Content Security Policy is a proposed HTTP extension which allows websites to restrict the external content that can be displayed by visiting web browsers. By expressing a set of rules to be enforced by the browser, a website is able to prevent the injection of outside resources by malicious users.
While adding support for the March 2011 draft in Libravatar, I looked at three different approaches.
Controlling the headers in the application
The first approach I considered was to have the Django application output all of the headers, which is what the django-csp module does. Unfortunately, I need to be able to vary the policy between pages (the views in Libravatar have different requirements) and that's one of the things that hasn't been implemented yet in that module.
Producing the same headers by hand is fairly simple:
response = render_to_response('app/view.html')
response['X-Content-Security-Policy'] = "allow 'self'"
return response
but it would mean adding a bit of code to every view and/or writing a custom wrapper for render_to_response()
.
Setting a default header in Apache
Ideally, I'd like to be able to set a default header in Apache using mod_headers and then override it as needed inside the application.
The first problem with this solution is that it's not possible (as far I can tell) for a Django application to override a header set by Apache:
- mod_headers adds its response header after mod_wsgi has returned (unless early processing is used).

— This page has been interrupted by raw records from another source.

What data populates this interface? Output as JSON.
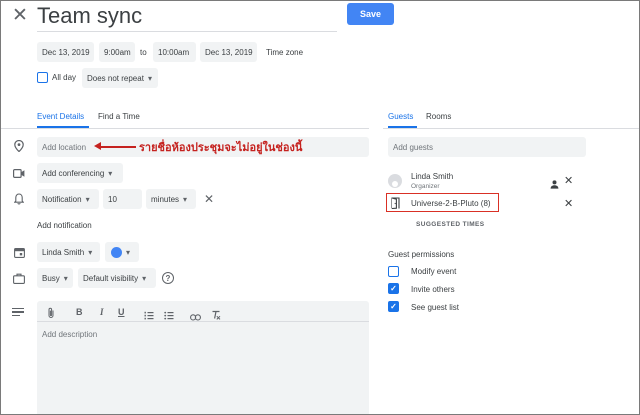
{
  "header": {
    "title": "Team sync",
    "save_label": "Save"
  },
  "datetime": {
    "start_date": "Dec 13, 2019",
    "start_time": "9:00am",
    "to_label": "to",
    "end_time": "10:00am",
    "end_date": "Dec 13, 2019",
    "timezone_label": "Time zone",
    "all_day_label": "All day",
    "repeat_value": "Does not repeat"
  },
  "tabs": {
    "event_details": "Event Details",
    "find_time": "Find a Time"
  },
  "details": {
    "location_placeholder": "Add location",
    "annotation": "รายชื่อห้องประชุมจะไม่อยู่ในช่องนี้",
    "conferencing_label": "Add conferencing",
    "notification_type": "Notification",
    "notification_amount": "10",
    "notification_unit": "minutes",
    "add_notification_label": "Add notification",
    "calendar_owner": "Linda Smith",
    "status_value": "Busy",
    "visibility_value": "Default visibility",
    "description_placeholder": "Add description"
  },
  "right_tabs": {
    "guests": "Guests",
    "rooms": "Rooms"
  },
  "guests": {
    "add_placeholder": "Add guests",
    "list": [
      {
        "name": "Linda Smith",
        "role": "Organizer"
      },
      {
        "name": "Universe-2-B-Pluto (8)"
      }
    ],
    "suggested_times_label": "SUGGESTED TIMES",
    "permissions_heading": "Guest permissions",
    "permissions": [
      {
        "label": "Modify event",
        "checked": false
      },
      {
        "label": "Invite others",
        "checked": true
      },
      {
        "label": "See guest list",
        "checked": true
      }
    ]
  },
  "colors": {
    "accent": "#1a73e8",
    "save_button": "#4285f4",
    "annotation": "#c5221f",
    "highlight_box": "#d93025",
    "event_color": "#4285f4"
  }
}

- Django's response objects cannot see the early headers set by Apache.
The second problem is that mod_headers doesn't have an action that adds/sets a header only if it didn't already exist. It does have append
and merge
actions which could in theory be used to add extra terms to the policy but it unfortunately uses a different separator (the comma) from the CSP spec (which uses semi-colons).

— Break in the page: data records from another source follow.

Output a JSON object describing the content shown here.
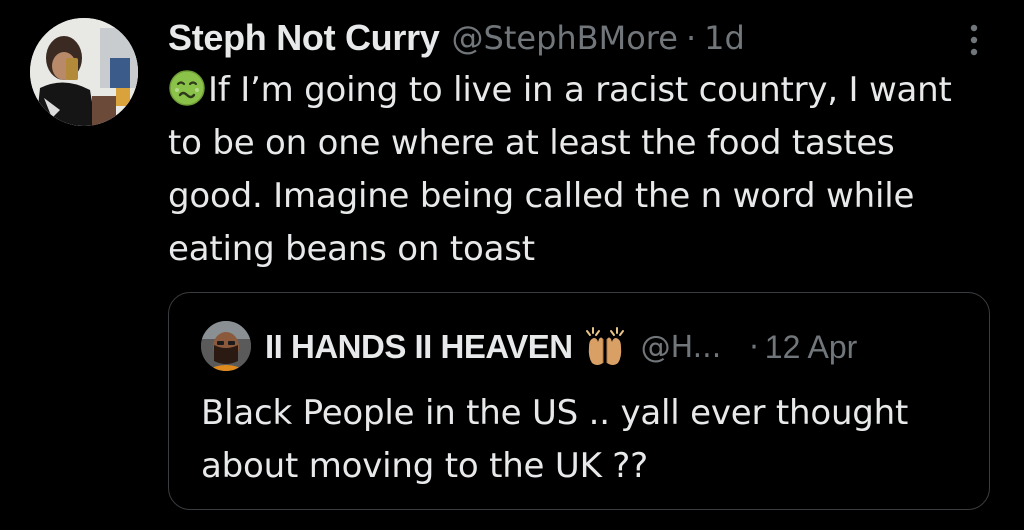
{
  "tweet": {
    "display_name": "Steph Not Curry",
    "handle": "@StephBMore",
    "separator": "·",
    "time": "1d",
    "emoji": "nauseated-face-emoji",
    "text": "If I’m going to live in a racist country, I want\nto be on one where at least the food tastes\ngood. Imagine being called the n word while\neating beans on toast",
    "more_icon": "vertical-ellipsis-icon"
  },
  "quoted": {
    "display_name": "II HANDS II HEAVEN",
    "name_emoji": "raising-hands-emoji",
    "handle": "@H...",
    "separator": "·",
    "time": "12 Apr",
    "text": "Black People in the US .. yall ever thought\nabout moving to the UK ??"
  },
  "colors": {
    "background": "#000000",
    "primary_text": "#e7e9ea",
    "secondary_text": "#71767b",
    "border": "#3a3d40"
  }
}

Always set headers in Apache
While I would have liked to get the second approach working, in the end, I included all of the CSP directives within the main Apache config file:
Header set X-Content-Security-Policy: "allow 'self'; options inline-script; img-src 'self' data:"
<Location /account/confirm_email>
Header set X-Content-Security-Policy: "allow 'self'; options inline-script; img-src *"
</Location>
<Location /tools/check>
Header set X-Content-Security-Policy: "allow 'self'; options inline-script; img-src *"
</Location>
The first Header
call sets a default policy which is later overriden based on the path to the Django view that's being used.
Related technologies
If you are interested in Content Security Policy, you may also want to look into Application Boundaries Enforcer (part of the NoScript Firefox extension) for more security rules that can be supplied by the server and enforced client-side.

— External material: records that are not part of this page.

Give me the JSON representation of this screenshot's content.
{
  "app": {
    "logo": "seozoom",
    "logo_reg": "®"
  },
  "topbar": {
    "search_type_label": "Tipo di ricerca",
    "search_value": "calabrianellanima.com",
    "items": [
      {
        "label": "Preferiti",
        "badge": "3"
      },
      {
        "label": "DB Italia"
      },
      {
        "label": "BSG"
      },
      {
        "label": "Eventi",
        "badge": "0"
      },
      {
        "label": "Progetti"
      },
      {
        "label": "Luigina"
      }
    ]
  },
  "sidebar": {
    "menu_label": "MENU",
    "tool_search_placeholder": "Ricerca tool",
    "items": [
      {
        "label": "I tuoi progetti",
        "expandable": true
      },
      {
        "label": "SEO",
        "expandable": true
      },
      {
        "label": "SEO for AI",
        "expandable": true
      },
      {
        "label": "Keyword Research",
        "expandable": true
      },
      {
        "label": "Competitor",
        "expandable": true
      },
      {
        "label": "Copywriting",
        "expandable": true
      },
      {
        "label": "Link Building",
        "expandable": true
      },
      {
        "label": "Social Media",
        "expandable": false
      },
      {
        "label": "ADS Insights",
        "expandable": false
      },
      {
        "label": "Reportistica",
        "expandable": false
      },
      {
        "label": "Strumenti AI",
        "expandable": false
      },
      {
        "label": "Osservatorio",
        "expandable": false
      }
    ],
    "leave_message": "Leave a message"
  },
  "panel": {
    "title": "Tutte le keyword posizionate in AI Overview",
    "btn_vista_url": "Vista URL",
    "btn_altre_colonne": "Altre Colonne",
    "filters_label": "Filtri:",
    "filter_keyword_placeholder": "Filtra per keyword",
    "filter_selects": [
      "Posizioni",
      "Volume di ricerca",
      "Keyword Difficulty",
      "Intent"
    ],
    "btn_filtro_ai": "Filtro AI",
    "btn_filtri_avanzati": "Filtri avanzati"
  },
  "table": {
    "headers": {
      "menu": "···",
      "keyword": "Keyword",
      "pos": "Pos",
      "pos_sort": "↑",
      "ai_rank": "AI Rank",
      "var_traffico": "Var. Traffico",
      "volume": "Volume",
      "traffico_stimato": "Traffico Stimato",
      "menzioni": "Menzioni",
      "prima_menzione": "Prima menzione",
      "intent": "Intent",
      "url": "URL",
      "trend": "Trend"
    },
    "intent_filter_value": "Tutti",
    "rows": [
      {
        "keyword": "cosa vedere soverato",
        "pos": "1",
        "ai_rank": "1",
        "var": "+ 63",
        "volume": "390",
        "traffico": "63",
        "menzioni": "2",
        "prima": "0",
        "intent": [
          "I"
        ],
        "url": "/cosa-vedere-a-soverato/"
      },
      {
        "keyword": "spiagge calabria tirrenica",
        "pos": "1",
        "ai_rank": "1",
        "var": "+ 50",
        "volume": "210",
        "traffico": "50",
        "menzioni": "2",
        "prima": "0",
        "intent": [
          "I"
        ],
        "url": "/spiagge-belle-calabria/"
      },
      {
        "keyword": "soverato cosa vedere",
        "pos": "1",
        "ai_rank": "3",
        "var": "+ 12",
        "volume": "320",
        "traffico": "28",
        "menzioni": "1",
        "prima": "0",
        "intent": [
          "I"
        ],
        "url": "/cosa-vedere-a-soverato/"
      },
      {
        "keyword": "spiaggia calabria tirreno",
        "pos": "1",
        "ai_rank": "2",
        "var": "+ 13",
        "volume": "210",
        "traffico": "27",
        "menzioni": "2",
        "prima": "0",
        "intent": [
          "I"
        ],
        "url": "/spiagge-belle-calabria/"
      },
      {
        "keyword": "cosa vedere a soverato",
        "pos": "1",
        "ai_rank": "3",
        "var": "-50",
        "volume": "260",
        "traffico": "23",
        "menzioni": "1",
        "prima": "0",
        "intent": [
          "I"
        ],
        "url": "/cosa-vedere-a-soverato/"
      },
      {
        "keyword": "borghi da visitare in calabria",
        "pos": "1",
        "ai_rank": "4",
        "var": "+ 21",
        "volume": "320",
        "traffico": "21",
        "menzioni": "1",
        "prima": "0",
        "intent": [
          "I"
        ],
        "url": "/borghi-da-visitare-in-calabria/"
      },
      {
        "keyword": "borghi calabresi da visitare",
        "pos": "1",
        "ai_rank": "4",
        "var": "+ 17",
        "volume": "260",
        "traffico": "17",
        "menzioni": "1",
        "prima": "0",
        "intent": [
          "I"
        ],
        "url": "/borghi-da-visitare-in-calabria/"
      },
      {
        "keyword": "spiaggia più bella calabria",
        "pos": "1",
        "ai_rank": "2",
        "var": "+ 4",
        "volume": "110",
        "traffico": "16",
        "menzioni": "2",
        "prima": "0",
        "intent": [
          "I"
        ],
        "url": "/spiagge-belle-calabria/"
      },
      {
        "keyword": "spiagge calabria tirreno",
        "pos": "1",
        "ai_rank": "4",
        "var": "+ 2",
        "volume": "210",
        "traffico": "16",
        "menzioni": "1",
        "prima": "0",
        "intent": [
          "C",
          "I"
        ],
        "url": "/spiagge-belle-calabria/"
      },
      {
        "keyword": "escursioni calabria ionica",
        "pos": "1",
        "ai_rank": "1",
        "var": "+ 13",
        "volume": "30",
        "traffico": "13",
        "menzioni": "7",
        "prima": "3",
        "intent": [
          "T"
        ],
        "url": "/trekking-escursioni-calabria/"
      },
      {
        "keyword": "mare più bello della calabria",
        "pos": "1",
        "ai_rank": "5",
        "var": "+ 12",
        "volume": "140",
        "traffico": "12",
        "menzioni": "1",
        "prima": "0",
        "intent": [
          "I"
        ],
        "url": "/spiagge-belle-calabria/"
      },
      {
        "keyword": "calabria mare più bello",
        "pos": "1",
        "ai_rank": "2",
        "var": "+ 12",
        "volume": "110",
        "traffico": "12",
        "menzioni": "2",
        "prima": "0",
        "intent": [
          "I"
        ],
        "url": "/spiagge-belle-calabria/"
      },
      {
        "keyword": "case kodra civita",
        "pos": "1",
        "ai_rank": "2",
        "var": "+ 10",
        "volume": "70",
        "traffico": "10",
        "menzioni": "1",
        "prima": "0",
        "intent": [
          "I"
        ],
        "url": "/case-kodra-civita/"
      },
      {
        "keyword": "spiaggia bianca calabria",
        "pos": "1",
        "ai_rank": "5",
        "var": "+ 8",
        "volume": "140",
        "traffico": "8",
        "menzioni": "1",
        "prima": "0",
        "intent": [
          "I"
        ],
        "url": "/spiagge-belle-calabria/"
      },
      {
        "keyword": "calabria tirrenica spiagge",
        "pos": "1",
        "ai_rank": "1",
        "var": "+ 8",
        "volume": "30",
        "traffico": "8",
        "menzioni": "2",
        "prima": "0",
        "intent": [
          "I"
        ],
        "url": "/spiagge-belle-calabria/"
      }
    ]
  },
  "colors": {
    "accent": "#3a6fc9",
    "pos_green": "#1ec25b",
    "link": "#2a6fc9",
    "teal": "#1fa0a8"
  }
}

It's also worth mentioning the excellent Request Policy extension which solves the same problem by letting users whitelist the cross-site requests they want to allow.
RequestPolicy is now in Debian:
http://packages.debian.org/sid/xul-ext-requestpolicy
Django's middleware would be the best way to handle this, I think. See the X-Frame-Options middleware which sets headers to prevent clickjacking, for instance:
https://docs.djangoproject.com/en/dev/ref/middleware/#module-django.middleware.clickjacking
Or if you didn't want to use the middleware, you could just stick your bit of processing code in a decorator.
There are plenty of ways to do it. None of them particularly difficult. Doing it from django is probably the best way.